Take a look at this splendid example from another newspaper this week: "Just as one door closes so another cracks open and the Blues keeper who has been frozen out at Portman Road has been told by his agent another club has entered the fray but nothing concrete has been sorted out."

Phew. You can take a breath now.

What interests me is whether, having been frozen out, Andy Marshall now finds himself in hot water.

He does appear to be treading water in his career right now – though I suspect he may have some irons in the fire, which he is keeping close to his chest.

In which case, a dip in that freezing water might be very welcome. Ssssssssssssss!


I TOUCHED a common nerve last week when I wrote of a remedy for calming hysterical dogs. The unpleasant effect of fireworks on sensitive pets is familiar in many families.
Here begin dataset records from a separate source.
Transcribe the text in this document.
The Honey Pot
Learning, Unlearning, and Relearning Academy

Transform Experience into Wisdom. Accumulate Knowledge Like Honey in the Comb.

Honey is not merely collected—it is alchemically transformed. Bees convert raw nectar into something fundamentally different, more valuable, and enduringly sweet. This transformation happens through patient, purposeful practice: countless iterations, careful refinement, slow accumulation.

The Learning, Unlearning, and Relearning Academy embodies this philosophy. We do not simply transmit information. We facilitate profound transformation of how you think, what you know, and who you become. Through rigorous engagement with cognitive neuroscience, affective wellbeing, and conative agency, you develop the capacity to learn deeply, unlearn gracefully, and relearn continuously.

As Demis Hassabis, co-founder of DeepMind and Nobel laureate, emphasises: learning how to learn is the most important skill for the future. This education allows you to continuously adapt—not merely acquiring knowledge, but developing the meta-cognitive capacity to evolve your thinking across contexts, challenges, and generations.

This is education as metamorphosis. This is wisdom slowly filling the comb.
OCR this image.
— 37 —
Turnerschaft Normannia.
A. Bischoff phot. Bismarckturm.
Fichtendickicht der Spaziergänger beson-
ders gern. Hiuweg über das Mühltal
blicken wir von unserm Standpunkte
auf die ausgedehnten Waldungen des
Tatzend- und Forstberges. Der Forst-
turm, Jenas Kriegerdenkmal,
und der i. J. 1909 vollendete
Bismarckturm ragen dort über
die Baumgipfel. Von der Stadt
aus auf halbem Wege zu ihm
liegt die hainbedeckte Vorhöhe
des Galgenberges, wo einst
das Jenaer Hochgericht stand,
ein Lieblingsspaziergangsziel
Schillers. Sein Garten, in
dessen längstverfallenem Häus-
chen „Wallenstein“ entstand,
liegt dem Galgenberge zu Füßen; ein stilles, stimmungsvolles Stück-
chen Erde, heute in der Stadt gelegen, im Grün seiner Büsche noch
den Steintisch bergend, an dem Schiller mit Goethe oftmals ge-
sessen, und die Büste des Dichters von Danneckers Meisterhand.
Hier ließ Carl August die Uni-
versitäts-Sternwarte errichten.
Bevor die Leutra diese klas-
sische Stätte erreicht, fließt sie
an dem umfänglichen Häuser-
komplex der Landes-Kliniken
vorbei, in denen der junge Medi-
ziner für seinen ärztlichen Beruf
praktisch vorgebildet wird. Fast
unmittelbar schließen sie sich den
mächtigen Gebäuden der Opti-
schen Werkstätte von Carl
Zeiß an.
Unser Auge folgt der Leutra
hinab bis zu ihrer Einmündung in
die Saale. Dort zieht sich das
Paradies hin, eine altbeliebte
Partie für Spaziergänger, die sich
Several people have phoned or emailed me to ask where they can get Rescue Remedy. Without naming names, I can say it is available in at least one chemist and at least one health food shop in Ipswich.

Of course, a better remedy would be for the idiots who let off fireworks at all times of the year to stop. But while they remain on sale to the public, that's not going to happen.


IT'S a stock story of all local newspapers – the letter from the council / gas company / Inland Revenue / bank [delete as applicable] to someone who's dead. But Leeds City Council has come up with a new twist on the theme.

They wrote to Moira Thoms (d. 2000) ordering her to clean up her own grave.